Opinión

El estrecho margen de la libertad individual

Este predominio absoluto e indiscutible de los expertos ha generado una deriva hacia una utopía que combina rasgos de Un Mundo Feliz, con otros de 1984

  • Imagen de un cartel feminista en una manifestación contra la violencia de género

Aunque discrepen en las causas, muchos autores coinciden en que la libertad de expresión, de opinión, se encuentra en retroceso en Occidente ante el imperio de una ortodoxia del pensamiento y el ascenso de una mentalidad censora, de cancelación de los disidentes, de intolerancia con la discrepancia, la crítica y el debate. Mientras tanto, se multiplican las leyes que, asignando derechos especiales a colectivos concretos, vulneran principios fundamentales como la igualdad ante la ley o, incluso, la presunción de inocencia, mientras se difuminan esos cruciales mecanismos que establecen límites al ejercicio del poder. Todos estos elementos parecen cuestionar la propia existencia del estado liberal.

Hay quienes creen ver, incluso, una senda de convergencia con regímenes como el de China y aunque, por suerte, aún media una notable distancia, no es señal halagüeña que se imiten algunas ocurrencias surgidas en aquellas latitudes. En cualquier caso, resulta paradójico que el enorme avance de la ciencia y la tecnología haya desembocado en el surgimiento de nuevos dogmas y el estrechamiento de la libre opinión. O quizá no sea tan paradójico.

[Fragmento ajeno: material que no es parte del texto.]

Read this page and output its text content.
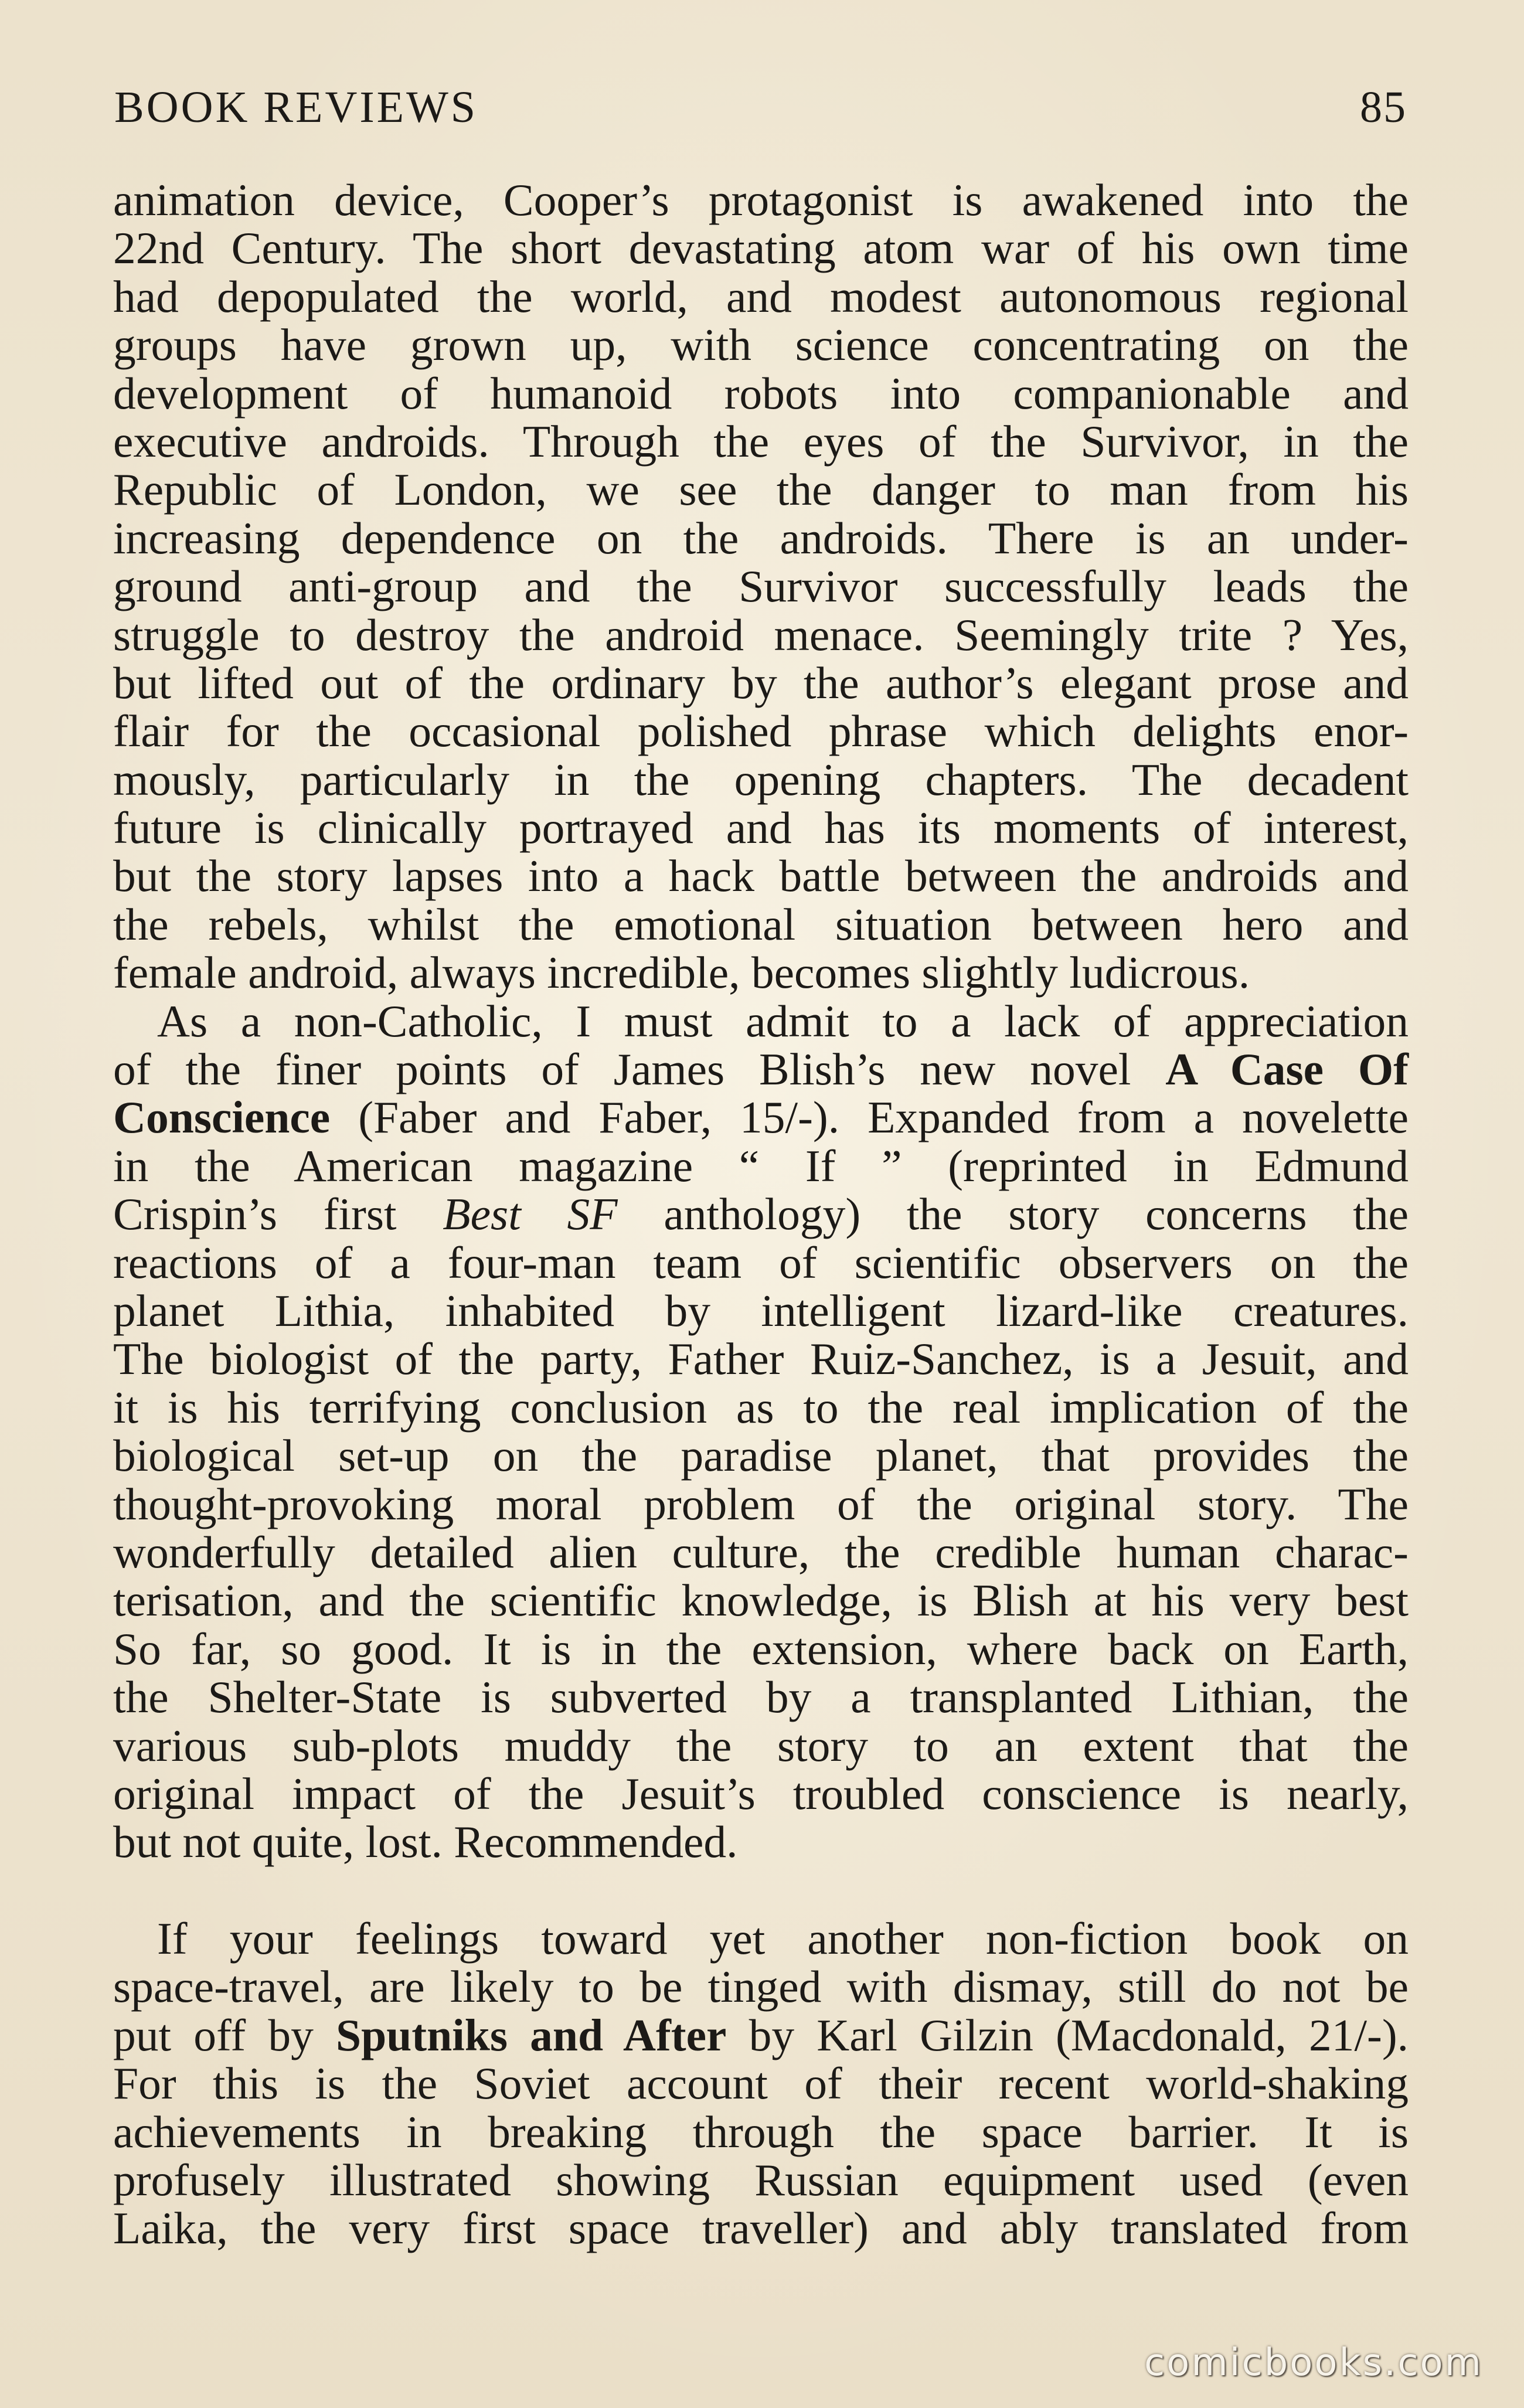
BOOK REVIEWS	85
animation device, Cooper’s protagonist is awakened into the
22nd Century. The short devastating atom war of his own time
had depopulated the world, and modest autonomous regional
groups have grown up, with science concentrating on the
development of humanoid robots into companionable and
executive androids. Through the eyes of the Survivor, in the
Republic of London, we see the danger to man from his
increasing dependence on the androids. There is an under-
ground anti-group and the Survivor successfully leads the
struggle to destroy the android menace. Seemingly trite ? Yes,
but lifted out of the ordinary by the author’s elegant prose and
flair for the occasional polished phrase which delights enor-
mously, particularly in the opening chapters. The decadent
future is clinically portrayed and has its moments of interest,
but the story lapses into a hack battle between the androids and
the rebels, whilst the emotional situation between hero and
female android, always incredible, becomes slightly ludicrous.
As a non-Catholic, I must admit to a lack of appreciation
of the finer points of James Blish’s new novel A Case Of
Conscience (Faber and Faber, 15/-). Expanded from a novelette
in the American magazine “ If ” (reprinted in Edmund
Crispin’s first Best SF anthology) the story concerns the
reactions of a four-man team of scientific observers on the
planet Lithia, inhabited by intelligent lizard-like creatures.
The biologist of the party, Father Ruiz-Sanchez, is a Jesuit, and
it is his terrifying conclusion as to the real implication of the
biological set-up on the paradise planet, that provides the
thought-provoking moral problem of the original story. The
wonderfully detailed alien culture, the credible human charac-
terisation, and the scientific knowledge, is Blish at his very best
So far, so good. It is in the extension, where back on Earth,
the Shelter-State is subverted by a transplanted Lithian, the
various sub-plots muddy the story to an extent that the
original impact of the Jesuit’s troubled conscience is nearly,
but not quite, lost. Recommended.
If your feelings toward yet another non-fiction book on
space-travel, are likely to be tinged with dismay, still do not be
put off by Sputniks and After by Karl Gilzin (Macdonald, 21/-).
For this is the Soviet account of their recent world-shaking
achievements in breaking through the space barrier. It is
profusely illustrated showing Russian equipment used (even
Laika, the very first space traveller) and ably translated from
comicbooks.com
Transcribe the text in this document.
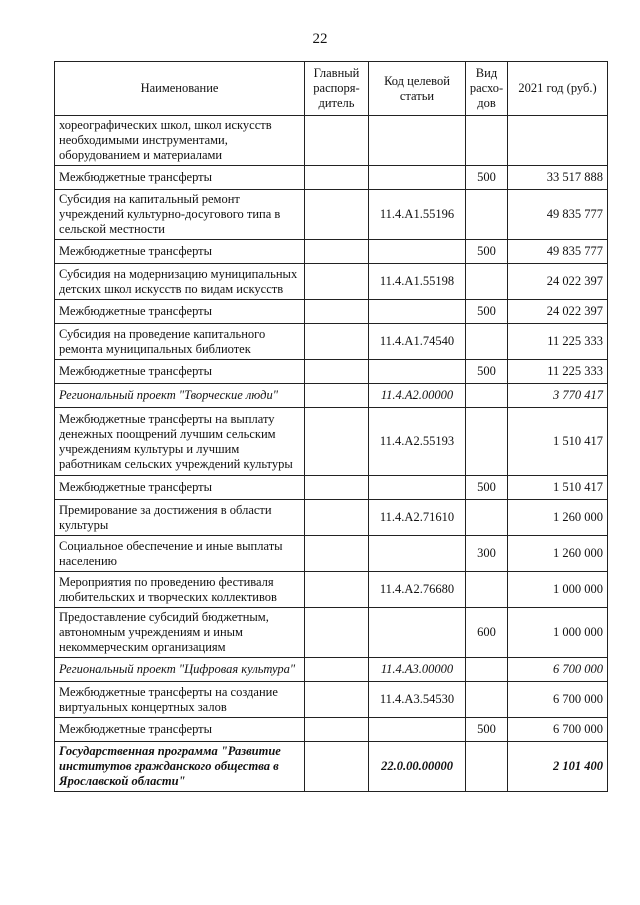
22
Наименование	Главный распоря-дитель	Код целевой статьи	Вид расхо-дов	2021 год (руб.)
хореографических школ, школ искусств необходимыми инструментами, оборудованием и материалами				
Межбюджетные трансферты			500	33 517 888
Субсидия на капитальный ремонт учреждений культурно-досугового типа в сельской местности		11.4.A1.55196		49 835 777
Межбюджетные трансферты			500	49 835 777
Субсидия на модернизацию муниципальных детских школ искусств по видам искусств		11.4.A1.55198		24 022 397
Межбюджетные трансферты			500	24 022 397
Субсидия на проведение капитального ремонта муниципальных библиотек		11.4.A1.74540		11 225 333
Межбюджетные трансферты			500	11 225 333
Региональный проект "Творческие люди"		11.4.A2.00000		3 770 417
Межбюджетные трансферты на выплату денежных поощрений лучшим сельским учреждениям культуры и лучшим работникам сельских учреждений культуры		11.4.A2.55193		1 510 417
Межбюджетные трансферты			500	1 510 417
Премирование за достижения в области культуры		11.4.A2.71610		1 260 000
Социальное обеспечение и иные выплаты населению			300	1 260 000
Мероприятия по проведению фестиваля любительских и творческих коллективов		11.4.A2.76680		1 000 000
Предоставление субсидий бюджетным, автономным учреждениям и иным некоммерческим организациям			600	1 000 000
Региональный проект "Цифровая культура"		11.4.A3.00000		6 700 000
Межбюджетные трансферты на создание виртуальных концертных залов		11.4.A3.54530		6 700 000
Межбюджетные трансферты			500	6 700 000
Государственная программа "Развитие институтов гражданского общества в Ярославской области"		22.0.00.00000		2 101 400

La libertad es incompatible con la existencia de ortodoxias o verdades absolutas: necesita un espacio de duda, de consciencia de nuestras propias limitaciones. Los dogmas obligatorios suelen surgir cuando se trastoca el curso natural de los cambios, ese delicado proceso por el que los nuevos conocimientos, actitudes e ideas se van incorporando al acervo heredado del pasado. La tensión entre tradición y nuevos valores, entre creencias (doxa) y nuevos conocimientos (episteme), es tan antigua que ya fue objeto de debate en la Grecia clásica. Pues bien, la libertad individual requiere una relación armónica entre ambos, un equilibrio que no puede inclinarse excesivamente hacia ninguno de los extremos sin que aparezca la amenazadora sombra de la verdad absoluta. Porque lo antiguo necesita el contrapeso de lo nuevo; y lo nuevo de lo antiguo.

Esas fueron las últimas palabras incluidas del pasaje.